Don’t use email: Once you give people reason to not use your group space, it will not be used. You have information they want, so make sure they understand where it is, and how they can access it. If you respond to emails that say “I don’t have time to visit the group, can you just email the file I need to me?” by emailing the file they need, why would they ever visit your group? Emphasize where information can be found, and help people feel comfortable with the technology platform.

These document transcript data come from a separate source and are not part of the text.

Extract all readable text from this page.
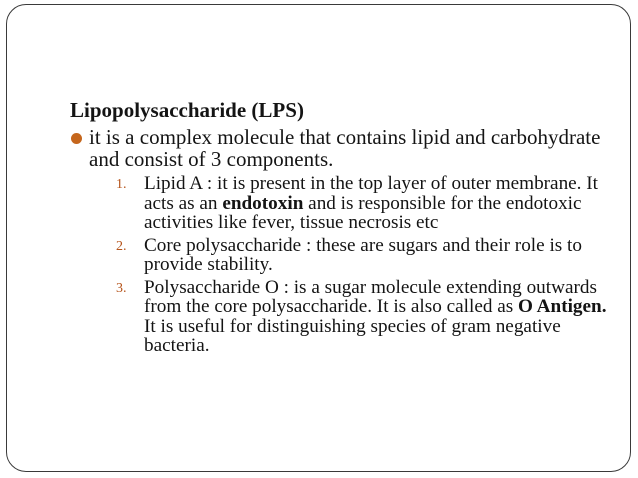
Lipopolysaccharide (LPS)
it is a complex molecule that contains lipid and carbohydrate and consist of 3 components.
1. Lipid A : it is present in the top layer of outer membrane. It acts as an endotoxin and is responsible for the endotoxic activities like fever, tissue necrosis etc
2. Core polysaccharide : these are sugars and their role is to provide stability.
3. Polysaccharide O : is a sugar molecule extending outwards from the core polysaccharide. It is also called as O Antigen. It is useful for distinguishing species of gram negative bacteria.
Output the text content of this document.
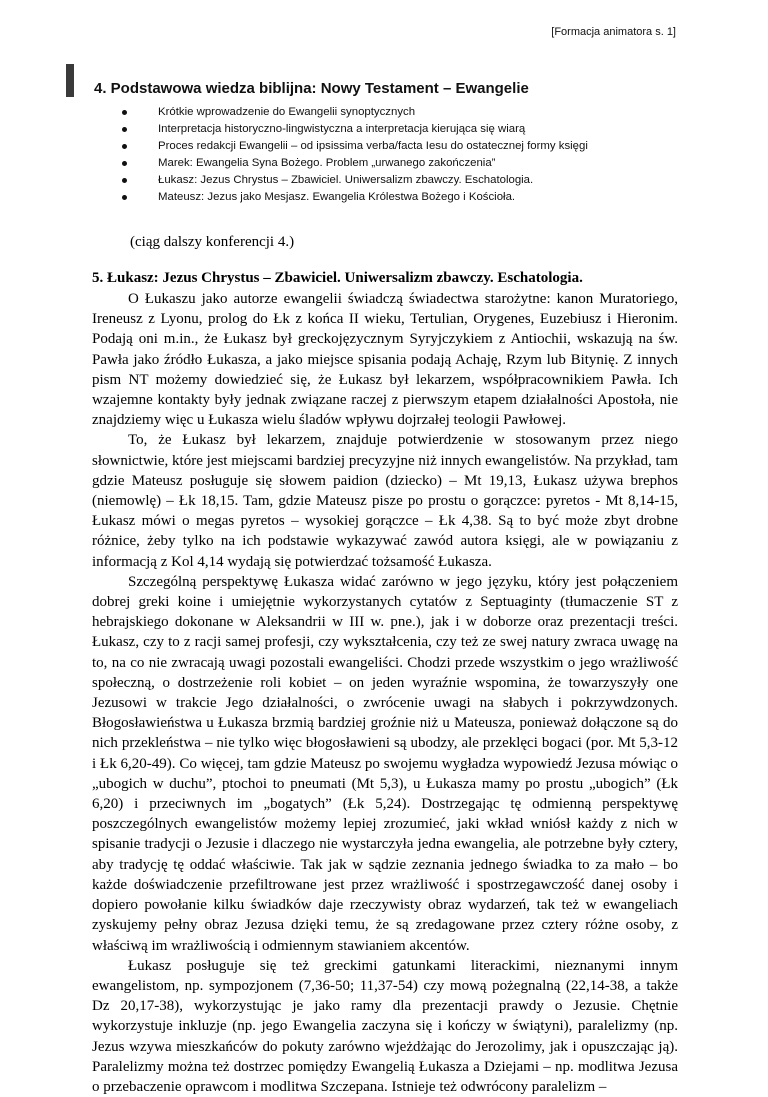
[Formacja animatora s. 1]
4. Podstawowa wiedza biblijna: Nowy Testament – Ewangelie
Krótkie wprowadzenie do Ewangelii synoptycznych
Interpretacja historyczno-lingwistyczna a interpretacja kierująca się wiarą
Proces redakcji Ewangelii – od ipsissima verba/facta Iesu do ostatecznej formy księgi
Marek: Ewangelia Syna Bożego. Problem „urwanego zakończenia”
Łukasz: Jezus Chrystus – Zbawiciel. Uniwersalizm zbawczy. Eschatologia.
Mateusz: Jezus jako Mesjasz. Ewangelia Królestwa Bożego i Kościoła.
(ciąg dalszy konferencji 4.)
5. Łukasz: Jezus Chrystus – Zbawiciel. Uniwersalizm zbawczy. Eschatologia.

O Łukaszu jako autorze ewangelii świadczą świadectwa starożytne: kanon Muratoriego, Ireneusz z Lyonu, prolog do Łk z końca II wieku, Tertulian, Orygenes, Euzebiusz i Hieronim. Podają oni m.in., że Łukasz był greckojęzycznym Syryjczykiem z Antiochii, wskazują na św. Pawła jako źródło Łukasza, a jako miejsce spisania podają Achaję, Rzym lub Bitynię. Z innych pism NT możemy dowiedzieć się, że Łukasz był lekarzem, współpracownikiem Pawła. Ich wzajemne kontakty były jednak związane raczej z pierwszym etapem działalności Apostoła, nie znajdziemy więc u Łukasza wielu śladów wpływu dojrzałej teologii Pawłowej.

To, że Łukasz był lekarzem, znajduje potwierdzenie w stosowanym przez niego słownictwie, które jest miejscami bardziej precyzyjne niż innych ewangelistów. Na przykład, tam gdzie Mateusz posługuje się słowem paidion (dziecko) – Mt 19,13, Łukasz używa brephos (niemowlę) – Łk 18,15. Tam, gdzie Mateusz pisze po prostu o gorączce: pyretos - Mt 8,14-15, Łukasz mówi o megas pyretos – wysokiej gorączce – Łk 4,38. Są to być może zbyt drobne różnice, żeby tylko na ich podstawie wykazywać zawód autora księgi, ale w powiązaniu z informacją z Kol 4,14 wydają się potwierdzać tożsamość Łukasza.

Szczególną perspektywę Łukasza widać zarówno w jego języku, który jest połączeniem dobrej greki koine i umiejętnie wykorzystanych cytatów z Septuaginty (tłumaczenie ST z hebrajskiego dokonane w Aleksandrii w III w. pne.), jak i w doborze oraz prezentacji treści. Łukasz, czy to z racji samej profesji, czy wykształcenia, czy też ze swej natury zwraca uwagę na to, na co nie zwracają uwagi pozostali ewangeliści. Chodzi przede wszystkim o jego wrażliwość społeczną, o dostrzeżenie roli kobiet – on jeden wyraźnie wspomina, że towarzyszyły one Jezusowi w trakcie Jego działalności, o zwrócenie uwagi na słabych i pokrzywdzonych. Błogosławieństwa u Łukasza brzmią bardziej groźnie niż u Mateusza, ponieważ dołączone są do nich przekleństwa – nie tylko więc błogosławieni są ubodzy, ale przeklęci bogaci (por. Mt 5,3-12 i Łk 6,20-49). Co więcej, tam gdzie Mateusz po swojemu wygładza wypowiedź Jezusa mówiąc o „ubogich w duchu”, ptochoi to pneumati (Mt 5,3), u Łukasza mamy po prostu „ubogich” (Łk 6,20) i przeciwnych im „bogatych” (Łk 5,24). Dostrzegając tę odmienną perspektywę poszczególnych ewangelistów możemy lepiej zrozumieć, jaki wkład wniósł każdy z nich w spisanie tradycji o Jezusie i dlaczego nie wystarczyła jedna ewangelia, ale potrzebne były cztery, aby tradycję tę oddać właściwie. Tak jak w sądzie zeznania jednego świadka to za mało – bo każde doświadczenie przefiltrowane jest przez wrażliwość i spostrzegawczość danej osoby i dopiero powołanie kilku świadków daje rzeczywisty obraz wydarzeń, tak też w ewangeliach zyskujemy pełny obraz Jezusa dzięki temu, że są zredagowane przez cztery różne osoby, z właściwą im wrażliwością i odmiennym stawianiem akcentów.

Łukasz posługuje się też greckimi gatunkami literackimi, nieznanymi innym ewangelistom, np. sympozjonem (7,36-50; 11,37-54) czy mową pożegnalną (22,14-38, a także Dz 20,17-38), wykorzystując je jako ramy dla prezentacji prawdy o Jezusie. Chętnie wykorzystuje inkluzje (np. jego Ewangelia zaczyna się i kończy w świątyni), paralelizmy (np. Jezus wzywa mieszkańców do pokuty zarówno wjeżdżając do Jerozolimy, jak i opuszczając ją). Paralelizmy można też dostrzec pomiędzy Ewangelią Łukasza a Dziejami – np. modlitwa Jezusa o przebaczenie oprawcom i modlitwa Szczepana. Istnieje też odwrócony paralelizm –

Use email: OK, so I am going to contradict myself a bit here. Don’t use email, except when it makes sense for you to use email. Use email as a means by which you can get people to the information they are looking for. Everything online has a URL.Every group has a URL, every comment, every resource.

“I can’t find the group, can you just post this question for  me?” “No I can’t, but here is the link for the group. You can click on the link and make the post yourself!”

“I don’t have time to look  for that file. Just email it to me.” “Great news, the file is right here! Just click on the link, and you can download it from the group.”

Never send content, always send links to bring people back to the only place they will find the information they need.

Every post gets a reply: There is nothing that will drive someone away from your online space faster than a post that gets no replies. Every post gets a reply. If someone is at your dinner party, and no one talks to them, they are walking out the door. Every reply should not come from the administrator of the group, but the administrator can work behind the scenes to ensure replies are made. Don’t forget, manipulation of your online space is completely acceptable.

25872680-25872680In the movie Field of Dreams, Ray Kinsella heard a voice tell him “If you build it, he will come.” Sadly, many of us look at our online efforts in the same way. If we create a group, we think people will come. If we write a blog piece, people will read it. If we post a resource, people will download it. But don’t forget, Ray worked really hard on that field. He tore up his corn crops, planted the sod, put up lights for night games, and installed bleachers so people could watch. Ray made his field a place people wanted to visit.

People will come to your online space, people will definitely come. But, be prepared. Build your space, populate your space, help people use your space. With a little preparation and a little time, your online space will be a place that people will want to visit.